Entre ellas hay algunas concretas, como la de situar para el año 2015 el nivel de ayudas y becas universitarias en un 0,2% del PIB. Pero la mayoría son programáticas y buscadamente vagas, como la de “establecer planes de colaboración entre el Ministerio y las CCAA para la realización de determinadas acciones de formación permanente que permitan responder mejor a las nuevas necesidades” (!).
Pero lo más importante, aunque es la medida 101, está ya en el preámbulo: la estabilidad. Para conseguirla, “Tanto los cambios normativos como en su caso las futuras modificaciones que sepuedan derivar de las medidas acordadas en este Pacto Social y Político por la educación precisarán una mayoría parlamentaria de 2/3 en el Parlamento”.
O sea, que se equipara el pacto con las Leyes Orgánicas del Estado.

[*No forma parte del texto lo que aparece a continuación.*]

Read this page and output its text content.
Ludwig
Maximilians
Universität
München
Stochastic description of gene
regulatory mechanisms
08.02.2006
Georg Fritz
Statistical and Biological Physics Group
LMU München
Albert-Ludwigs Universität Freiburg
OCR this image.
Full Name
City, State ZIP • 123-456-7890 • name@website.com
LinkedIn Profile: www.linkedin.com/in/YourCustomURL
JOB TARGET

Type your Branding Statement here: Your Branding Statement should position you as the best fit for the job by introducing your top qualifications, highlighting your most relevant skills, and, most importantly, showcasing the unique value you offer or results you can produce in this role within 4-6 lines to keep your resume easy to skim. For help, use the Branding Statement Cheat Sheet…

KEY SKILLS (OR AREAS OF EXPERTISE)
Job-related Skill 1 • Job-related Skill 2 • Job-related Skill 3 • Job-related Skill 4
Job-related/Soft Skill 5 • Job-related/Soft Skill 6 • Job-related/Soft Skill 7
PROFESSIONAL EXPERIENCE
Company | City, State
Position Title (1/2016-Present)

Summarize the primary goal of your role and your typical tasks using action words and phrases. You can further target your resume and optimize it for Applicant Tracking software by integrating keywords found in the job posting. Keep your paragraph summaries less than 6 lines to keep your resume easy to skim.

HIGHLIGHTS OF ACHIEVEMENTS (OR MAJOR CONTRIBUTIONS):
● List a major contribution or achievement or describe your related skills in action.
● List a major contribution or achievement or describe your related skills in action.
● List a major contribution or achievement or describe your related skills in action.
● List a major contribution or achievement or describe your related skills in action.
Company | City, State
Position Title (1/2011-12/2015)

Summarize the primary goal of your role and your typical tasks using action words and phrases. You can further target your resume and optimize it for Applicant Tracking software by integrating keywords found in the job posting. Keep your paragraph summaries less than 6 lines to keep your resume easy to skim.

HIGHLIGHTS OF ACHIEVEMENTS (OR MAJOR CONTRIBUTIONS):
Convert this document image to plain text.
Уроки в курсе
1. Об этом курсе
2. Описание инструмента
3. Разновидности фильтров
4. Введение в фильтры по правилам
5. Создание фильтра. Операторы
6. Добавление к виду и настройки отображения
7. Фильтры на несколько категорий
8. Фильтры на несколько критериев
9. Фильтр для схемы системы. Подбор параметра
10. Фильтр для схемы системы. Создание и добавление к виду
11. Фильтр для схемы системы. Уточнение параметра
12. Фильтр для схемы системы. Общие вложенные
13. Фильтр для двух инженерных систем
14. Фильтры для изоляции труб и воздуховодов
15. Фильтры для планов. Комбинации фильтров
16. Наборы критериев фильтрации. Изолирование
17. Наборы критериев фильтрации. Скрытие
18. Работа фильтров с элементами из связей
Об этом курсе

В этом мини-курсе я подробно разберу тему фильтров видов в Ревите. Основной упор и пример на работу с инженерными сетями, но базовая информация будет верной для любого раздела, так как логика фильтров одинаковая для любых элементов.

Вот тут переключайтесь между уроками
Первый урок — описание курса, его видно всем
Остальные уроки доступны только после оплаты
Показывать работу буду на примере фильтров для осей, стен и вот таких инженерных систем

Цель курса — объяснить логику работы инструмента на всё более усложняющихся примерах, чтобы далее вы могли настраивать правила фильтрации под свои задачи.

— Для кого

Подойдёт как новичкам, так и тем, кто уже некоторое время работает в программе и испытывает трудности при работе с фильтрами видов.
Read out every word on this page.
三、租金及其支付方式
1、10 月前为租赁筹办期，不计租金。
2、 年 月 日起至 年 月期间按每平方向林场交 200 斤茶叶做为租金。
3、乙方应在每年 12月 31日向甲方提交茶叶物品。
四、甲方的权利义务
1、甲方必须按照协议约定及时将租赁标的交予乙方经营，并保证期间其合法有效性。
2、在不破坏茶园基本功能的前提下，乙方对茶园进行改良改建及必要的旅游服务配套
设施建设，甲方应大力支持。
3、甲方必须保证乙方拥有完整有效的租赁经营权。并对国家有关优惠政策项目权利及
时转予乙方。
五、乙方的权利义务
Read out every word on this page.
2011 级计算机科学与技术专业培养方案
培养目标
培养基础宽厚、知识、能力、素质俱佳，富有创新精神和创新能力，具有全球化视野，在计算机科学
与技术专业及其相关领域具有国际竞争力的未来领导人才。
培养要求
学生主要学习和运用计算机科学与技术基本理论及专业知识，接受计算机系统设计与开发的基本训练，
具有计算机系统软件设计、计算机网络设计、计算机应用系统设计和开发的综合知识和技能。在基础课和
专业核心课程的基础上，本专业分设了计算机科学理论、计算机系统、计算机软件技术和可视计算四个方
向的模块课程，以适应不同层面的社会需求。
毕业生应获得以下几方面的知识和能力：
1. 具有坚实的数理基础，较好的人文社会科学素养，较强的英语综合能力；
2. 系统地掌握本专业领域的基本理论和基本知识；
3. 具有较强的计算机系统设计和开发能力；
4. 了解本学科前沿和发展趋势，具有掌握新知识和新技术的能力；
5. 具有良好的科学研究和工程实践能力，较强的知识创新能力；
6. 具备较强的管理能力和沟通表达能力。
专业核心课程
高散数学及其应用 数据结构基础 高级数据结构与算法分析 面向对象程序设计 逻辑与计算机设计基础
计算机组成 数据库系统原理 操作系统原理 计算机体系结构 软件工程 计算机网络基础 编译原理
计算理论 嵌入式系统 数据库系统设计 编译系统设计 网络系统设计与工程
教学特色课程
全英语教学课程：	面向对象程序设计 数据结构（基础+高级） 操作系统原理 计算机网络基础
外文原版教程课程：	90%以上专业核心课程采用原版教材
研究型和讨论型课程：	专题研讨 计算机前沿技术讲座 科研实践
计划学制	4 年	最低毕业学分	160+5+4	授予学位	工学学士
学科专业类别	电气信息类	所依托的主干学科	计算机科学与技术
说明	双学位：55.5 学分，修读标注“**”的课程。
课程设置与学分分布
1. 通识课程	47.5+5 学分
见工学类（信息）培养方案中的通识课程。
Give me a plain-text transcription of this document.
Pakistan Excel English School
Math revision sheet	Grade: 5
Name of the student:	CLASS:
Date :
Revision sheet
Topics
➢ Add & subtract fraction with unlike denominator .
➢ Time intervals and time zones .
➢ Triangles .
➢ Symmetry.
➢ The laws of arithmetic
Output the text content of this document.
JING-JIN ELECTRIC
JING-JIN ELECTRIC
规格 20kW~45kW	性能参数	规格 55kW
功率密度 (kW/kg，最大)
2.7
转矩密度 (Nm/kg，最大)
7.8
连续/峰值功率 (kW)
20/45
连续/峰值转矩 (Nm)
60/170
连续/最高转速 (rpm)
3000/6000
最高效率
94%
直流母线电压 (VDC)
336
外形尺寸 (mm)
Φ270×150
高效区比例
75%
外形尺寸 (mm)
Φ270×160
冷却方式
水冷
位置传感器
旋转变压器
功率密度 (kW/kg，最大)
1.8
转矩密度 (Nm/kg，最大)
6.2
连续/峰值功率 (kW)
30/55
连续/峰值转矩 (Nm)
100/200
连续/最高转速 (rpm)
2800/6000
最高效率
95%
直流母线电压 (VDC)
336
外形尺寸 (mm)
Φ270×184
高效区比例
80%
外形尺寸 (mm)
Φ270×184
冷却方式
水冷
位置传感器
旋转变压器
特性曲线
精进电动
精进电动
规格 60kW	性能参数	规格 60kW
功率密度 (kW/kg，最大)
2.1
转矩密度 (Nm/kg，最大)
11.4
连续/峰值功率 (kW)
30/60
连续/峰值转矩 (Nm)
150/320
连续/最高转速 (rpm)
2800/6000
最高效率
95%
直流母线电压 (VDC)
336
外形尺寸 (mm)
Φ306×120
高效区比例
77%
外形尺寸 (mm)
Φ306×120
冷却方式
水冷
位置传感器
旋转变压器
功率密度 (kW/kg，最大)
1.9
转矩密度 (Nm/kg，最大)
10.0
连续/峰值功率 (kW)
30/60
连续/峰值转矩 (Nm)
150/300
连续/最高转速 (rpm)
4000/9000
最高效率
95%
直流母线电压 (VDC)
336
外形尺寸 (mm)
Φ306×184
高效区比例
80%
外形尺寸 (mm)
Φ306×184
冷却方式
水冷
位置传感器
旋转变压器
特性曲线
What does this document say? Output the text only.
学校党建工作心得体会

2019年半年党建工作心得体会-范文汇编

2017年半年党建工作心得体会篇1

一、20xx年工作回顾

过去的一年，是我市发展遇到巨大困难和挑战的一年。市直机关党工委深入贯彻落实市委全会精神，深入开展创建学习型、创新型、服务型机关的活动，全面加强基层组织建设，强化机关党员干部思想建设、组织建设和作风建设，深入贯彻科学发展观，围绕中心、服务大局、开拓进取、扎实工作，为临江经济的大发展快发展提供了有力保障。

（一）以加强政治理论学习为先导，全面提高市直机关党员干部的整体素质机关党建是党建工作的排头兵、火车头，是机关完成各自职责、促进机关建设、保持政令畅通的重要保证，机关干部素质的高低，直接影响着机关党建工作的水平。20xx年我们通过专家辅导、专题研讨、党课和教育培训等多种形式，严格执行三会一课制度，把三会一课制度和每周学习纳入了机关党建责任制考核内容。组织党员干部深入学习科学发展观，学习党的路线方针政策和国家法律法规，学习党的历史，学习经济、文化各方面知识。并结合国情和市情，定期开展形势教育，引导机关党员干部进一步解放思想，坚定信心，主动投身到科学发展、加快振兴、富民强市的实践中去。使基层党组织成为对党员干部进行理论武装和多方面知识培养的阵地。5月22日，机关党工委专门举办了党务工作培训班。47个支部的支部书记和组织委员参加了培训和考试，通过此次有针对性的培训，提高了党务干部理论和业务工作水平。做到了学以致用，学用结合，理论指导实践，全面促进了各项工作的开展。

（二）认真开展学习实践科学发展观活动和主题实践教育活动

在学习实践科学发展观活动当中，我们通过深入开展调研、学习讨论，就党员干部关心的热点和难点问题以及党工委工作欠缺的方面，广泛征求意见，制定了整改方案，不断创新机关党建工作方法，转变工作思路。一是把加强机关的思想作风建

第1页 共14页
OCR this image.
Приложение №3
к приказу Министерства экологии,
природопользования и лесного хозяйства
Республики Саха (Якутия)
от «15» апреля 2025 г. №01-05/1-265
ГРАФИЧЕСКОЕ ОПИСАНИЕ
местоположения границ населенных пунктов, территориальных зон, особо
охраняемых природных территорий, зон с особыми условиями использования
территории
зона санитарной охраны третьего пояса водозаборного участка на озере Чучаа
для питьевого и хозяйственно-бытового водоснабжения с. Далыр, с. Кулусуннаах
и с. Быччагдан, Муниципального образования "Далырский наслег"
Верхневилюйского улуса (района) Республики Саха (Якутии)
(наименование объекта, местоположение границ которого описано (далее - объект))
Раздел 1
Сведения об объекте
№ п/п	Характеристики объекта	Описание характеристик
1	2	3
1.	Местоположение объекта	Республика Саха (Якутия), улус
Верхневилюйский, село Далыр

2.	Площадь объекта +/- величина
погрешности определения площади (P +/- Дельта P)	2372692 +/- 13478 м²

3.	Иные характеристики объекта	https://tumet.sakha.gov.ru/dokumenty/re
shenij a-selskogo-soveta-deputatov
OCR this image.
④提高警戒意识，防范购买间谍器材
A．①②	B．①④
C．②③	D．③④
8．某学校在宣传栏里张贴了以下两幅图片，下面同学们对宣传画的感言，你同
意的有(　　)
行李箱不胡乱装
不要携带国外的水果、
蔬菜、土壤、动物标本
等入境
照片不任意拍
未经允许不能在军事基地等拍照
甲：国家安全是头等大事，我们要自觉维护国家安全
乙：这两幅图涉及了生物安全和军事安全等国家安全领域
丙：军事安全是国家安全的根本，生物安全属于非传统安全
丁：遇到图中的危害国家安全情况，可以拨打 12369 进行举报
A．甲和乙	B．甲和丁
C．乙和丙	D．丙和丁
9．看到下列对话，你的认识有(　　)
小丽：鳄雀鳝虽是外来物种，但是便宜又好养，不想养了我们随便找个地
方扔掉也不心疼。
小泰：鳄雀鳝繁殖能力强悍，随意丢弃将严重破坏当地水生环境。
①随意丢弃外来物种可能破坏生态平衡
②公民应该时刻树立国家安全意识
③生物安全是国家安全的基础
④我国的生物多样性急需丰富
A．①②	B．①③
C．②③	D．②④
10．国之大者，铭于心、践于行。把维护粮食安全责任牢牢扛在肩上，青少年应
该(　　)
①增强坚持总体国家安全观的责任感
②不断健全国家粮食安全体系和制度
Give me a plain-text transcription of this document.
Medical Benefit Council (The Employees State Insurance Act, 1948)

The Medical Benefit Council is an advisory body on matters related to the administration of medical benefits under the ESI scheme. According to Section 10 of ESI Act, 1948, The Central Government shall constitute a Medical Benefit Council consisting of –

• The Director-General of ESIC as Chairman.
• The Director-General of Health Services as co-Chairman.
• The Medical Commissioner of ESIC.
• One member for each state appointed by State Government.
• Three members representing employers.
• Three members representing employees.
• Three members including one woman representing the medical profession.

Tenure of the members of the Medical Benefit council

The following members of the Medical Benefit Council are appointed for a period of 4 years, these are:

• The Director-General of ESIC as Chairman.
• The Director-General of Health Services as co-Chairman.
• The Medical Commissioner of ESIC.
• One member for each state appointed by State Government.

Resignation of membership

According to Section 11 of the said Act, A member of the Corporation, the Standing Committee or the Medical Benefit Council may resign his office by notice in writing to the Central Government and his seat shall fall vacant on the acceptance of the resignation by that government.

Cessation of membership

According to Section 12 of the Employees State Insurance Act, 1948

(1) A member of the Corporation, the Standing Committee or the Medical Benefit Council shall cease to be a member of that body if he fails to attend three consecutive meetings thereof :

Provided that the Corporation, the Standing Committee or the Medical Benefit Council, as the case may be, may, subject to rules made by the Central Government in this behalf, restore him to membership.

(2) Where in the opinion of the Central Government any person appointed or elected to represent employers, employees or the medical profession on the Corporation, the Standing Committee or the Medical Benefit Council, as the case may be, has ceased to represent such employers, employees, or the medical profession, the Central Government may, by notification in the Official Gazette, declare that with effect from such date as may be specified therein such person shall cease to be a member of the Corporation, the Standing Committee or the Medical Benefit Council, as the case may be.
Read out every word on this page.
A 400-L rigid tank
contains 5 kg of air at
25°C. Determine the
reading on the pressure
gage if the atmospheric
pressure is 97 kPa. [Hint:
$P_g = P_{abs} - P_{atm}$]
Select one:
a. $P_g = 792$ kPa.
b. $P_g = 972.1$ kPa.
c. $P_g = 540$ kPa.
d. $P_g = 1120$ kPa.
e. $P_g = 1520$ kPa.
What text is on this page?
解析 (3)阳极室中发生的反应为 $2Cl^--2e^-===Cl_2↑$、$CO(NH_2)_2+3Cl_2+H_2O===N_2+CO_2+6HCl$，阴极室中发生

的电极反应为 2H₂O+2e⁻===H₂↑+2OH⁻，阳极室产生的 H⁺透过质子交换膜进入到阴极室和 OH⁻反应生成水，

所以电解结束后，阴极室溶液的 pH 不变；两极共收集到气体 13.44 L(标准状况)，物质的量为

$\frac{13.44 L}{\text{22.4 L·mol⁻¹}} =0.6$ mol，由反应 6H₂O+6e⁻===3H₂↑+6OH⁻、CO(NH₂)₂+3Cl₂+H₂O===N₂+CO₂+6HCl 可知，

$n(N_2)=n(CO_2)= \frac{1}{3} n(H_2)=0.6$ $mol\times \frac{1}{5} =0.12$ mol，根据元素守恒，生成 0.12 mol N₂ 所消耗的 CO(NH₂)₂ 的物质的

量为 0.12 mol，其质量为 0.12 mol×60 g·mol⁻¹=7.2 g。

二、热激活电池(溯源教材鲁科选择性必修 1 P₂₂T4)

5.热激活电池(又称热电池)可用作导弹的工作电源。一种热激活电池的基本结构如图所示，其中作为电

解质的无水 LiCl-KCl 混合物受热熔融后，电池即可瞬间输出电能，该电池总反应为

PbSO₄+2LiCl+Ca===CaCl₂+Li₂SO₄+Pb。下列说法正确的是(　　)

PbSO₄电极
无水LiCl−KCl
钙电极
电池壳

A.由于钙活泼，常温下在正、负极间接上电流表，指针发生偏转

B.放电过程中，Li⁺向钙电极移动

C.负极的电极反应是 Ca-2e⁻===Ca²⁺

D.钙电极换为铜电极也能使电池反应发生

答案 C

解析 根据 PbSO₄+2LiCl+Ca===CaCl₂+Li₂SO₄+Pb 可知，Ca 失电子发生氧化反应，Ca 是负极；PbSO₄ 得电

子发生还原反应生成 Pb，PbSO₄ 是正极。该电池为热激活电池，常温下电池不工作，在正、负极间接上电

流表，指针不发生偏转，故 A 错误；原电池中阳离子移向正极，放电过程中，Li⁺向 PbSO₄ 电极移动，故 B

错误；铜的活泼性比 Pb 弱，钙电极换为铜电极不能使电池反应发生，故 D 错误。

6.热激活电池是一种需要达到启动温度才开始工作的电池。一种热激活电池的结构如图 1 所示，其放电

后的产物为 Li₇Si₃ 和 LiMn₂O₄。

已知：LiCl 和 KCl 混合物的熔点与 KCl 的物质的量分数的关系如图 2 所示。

Además, se busca la implicación no sólo de todas las administraciones y todos los partidos políticos, sino también de las familias y los medios de comunicación. Porque “hemos de ser conscientes [de] que el esfuerzo del alumnado es un requisito necesario pero no suficiente”.
Por cierto, es tal la implicación del ministro que en muchas partes del texto se nota la pluma del catedrático de Metafísica que sigue siendo. Sospecho que no es muy habitual que los ministros se encarguen de redactar este tipo de documentos.